Zbigniew Brzezinski, Nouvel Observateur (15 janvier 1998).

« Car la chute actuelle de l’Afghanistan est le dernier épisode “dormant” de l’ancienne guerre froide contre la défunte URSS.
Le 3 juillet 1979, le président américain Jimmy Carter s’ingère dans la politique afghane en signant la première directive pour aider les islamistes opposés au régime communiste de Kaboul. Presque six mois AVANT l’intervention soviétique, cela officialise et légitime la présence de la CIA et des habituels “conseillers militaires” américains et autres forces spéciales et les livraisons “secrètes” de matériel de guerre.
Cela fait donc non pas vingt ans mais bien plus de quarante ans que les troupes américaines sont en Afghanistan. Plus de vingt ans pour mettre le bordel. Vingt pour tenter de réparer leurs propres pots cassés, pour maîtriser l’ogre que les gouvernements américains ont nourri, puis qui s’est échappé de leur contrôle et s’est multiplié…jusqu’à mordre le “maître”. Et qui maintenant détient le pouvoir, avec un conséquent armement américain abandonnée par l’armée régulière en fuite.
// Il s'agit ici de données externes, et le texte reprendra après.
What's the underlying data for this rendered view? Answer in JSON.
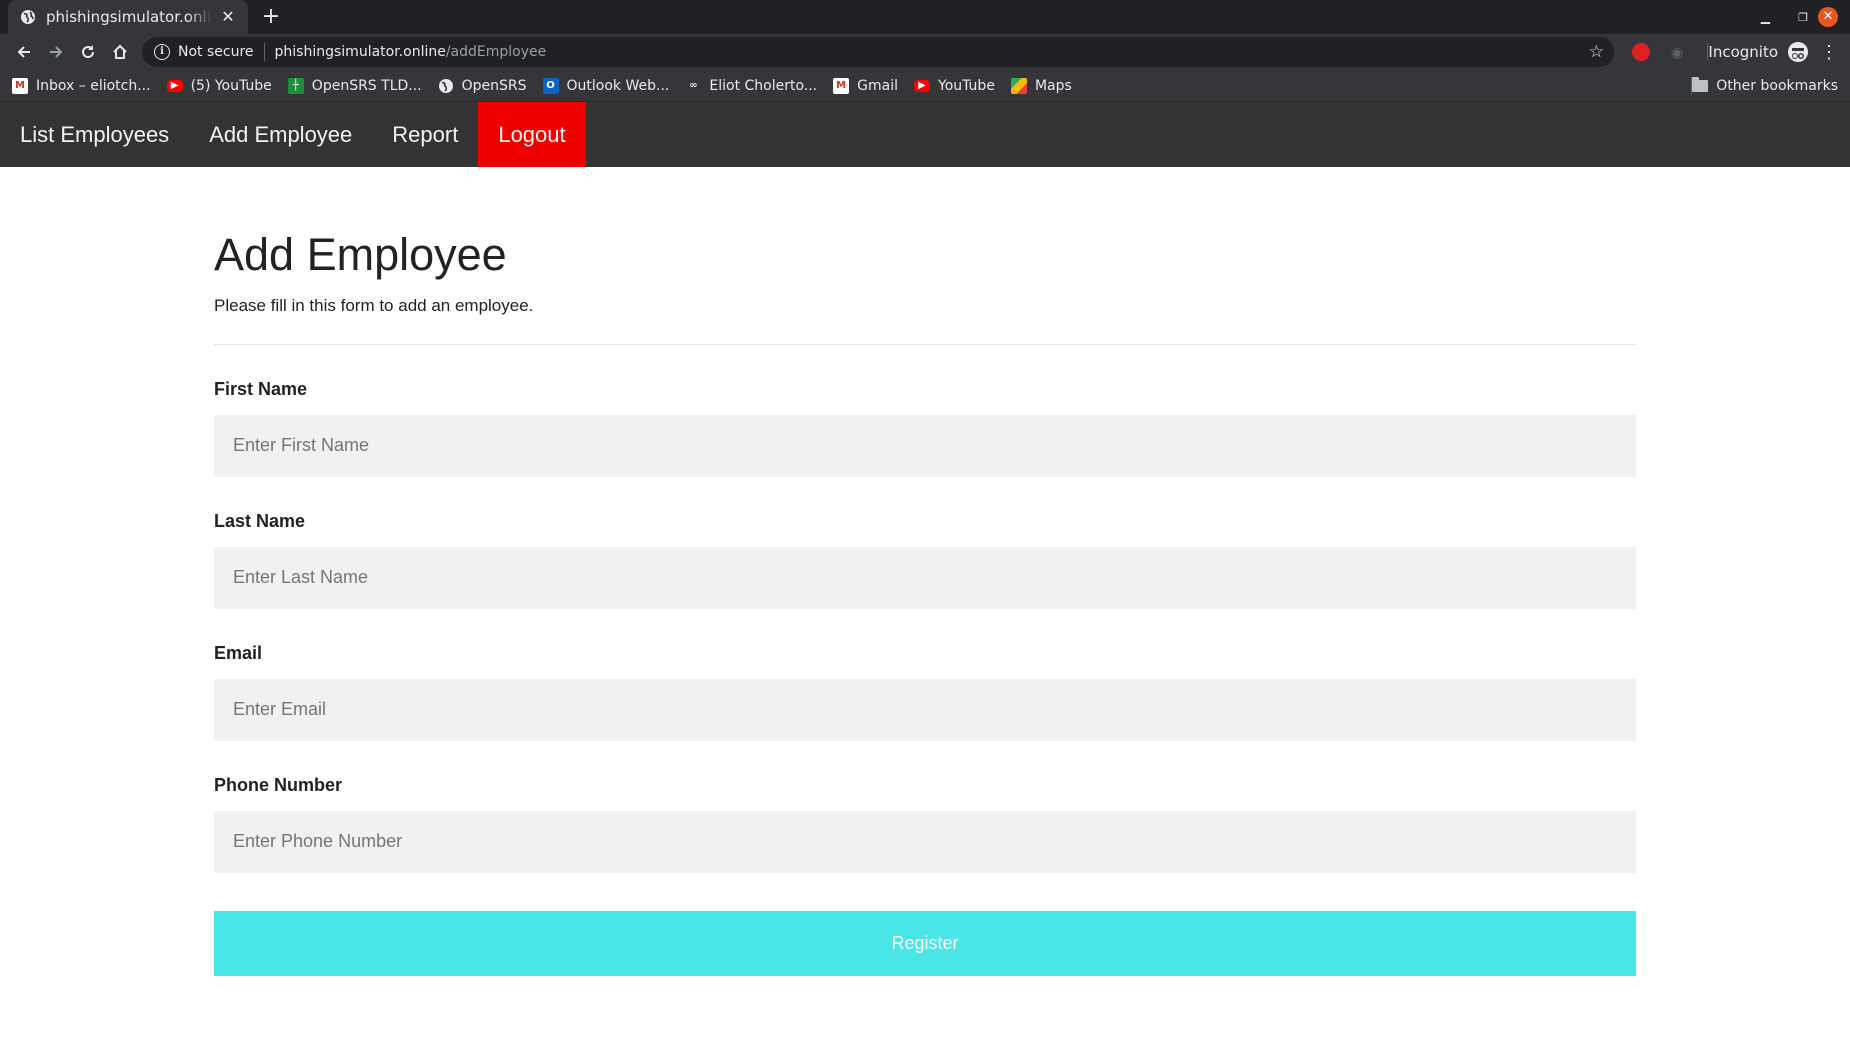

Voilà l’origine et le bilan ».
Marc Louboutin.

« C’est rigolo, cet alarmisme occidental devant ce qui se passe en Afghanistan. Pourquoi s’inquiète-t-on de voir au pouvoir des dirigeants adeptes d’une religion de paix et d’amour, comme en Arabie-Séoudite ou au Qatar, lesquels sont nos grands copains ? Non seulement, ces braves gens sont comme beaucoup d’autres, que l’on laisse entrer en Europe et à qui on donne force allocations, tout en leur passant de très nombreuses concessions, mais en plus, leurs traditions et coutumes sont parfaitement compatibles avec la démocratie, c’est le ministre de l’intérieur qui l’a dit. Le sort des femmes ? Allons, allons, c’est comme à Trappes, uniquement les volontaires portent le voile et à plus forte raison la burqa, ce sont des choix de femmes éclairées, tout le monde sait cela. Ceux qui soutiennent le contraire sont d’affreux islamophobes, c’est bien connu. Ces gens ont mené un combat juste et se sont imposés à la place d’un tyran, la France a toujours soutenu les révolutions non ? Notre président devra donc féliciter le nouveau chef d’État et tout de suite, promouvoir un mouvement d’amitié entre nos deux pays. Non ? Pas là ? Ah bon, et pourquoi donc ? Ou alors, il faudra nous expliquer pourquoi ce qui semble mauvais là-bas devient respectable ici ? »
Pierre Duriot.

| Q. D’après-vous, Les nouveaux maîtres de Kaboul ne sont pas isolés ?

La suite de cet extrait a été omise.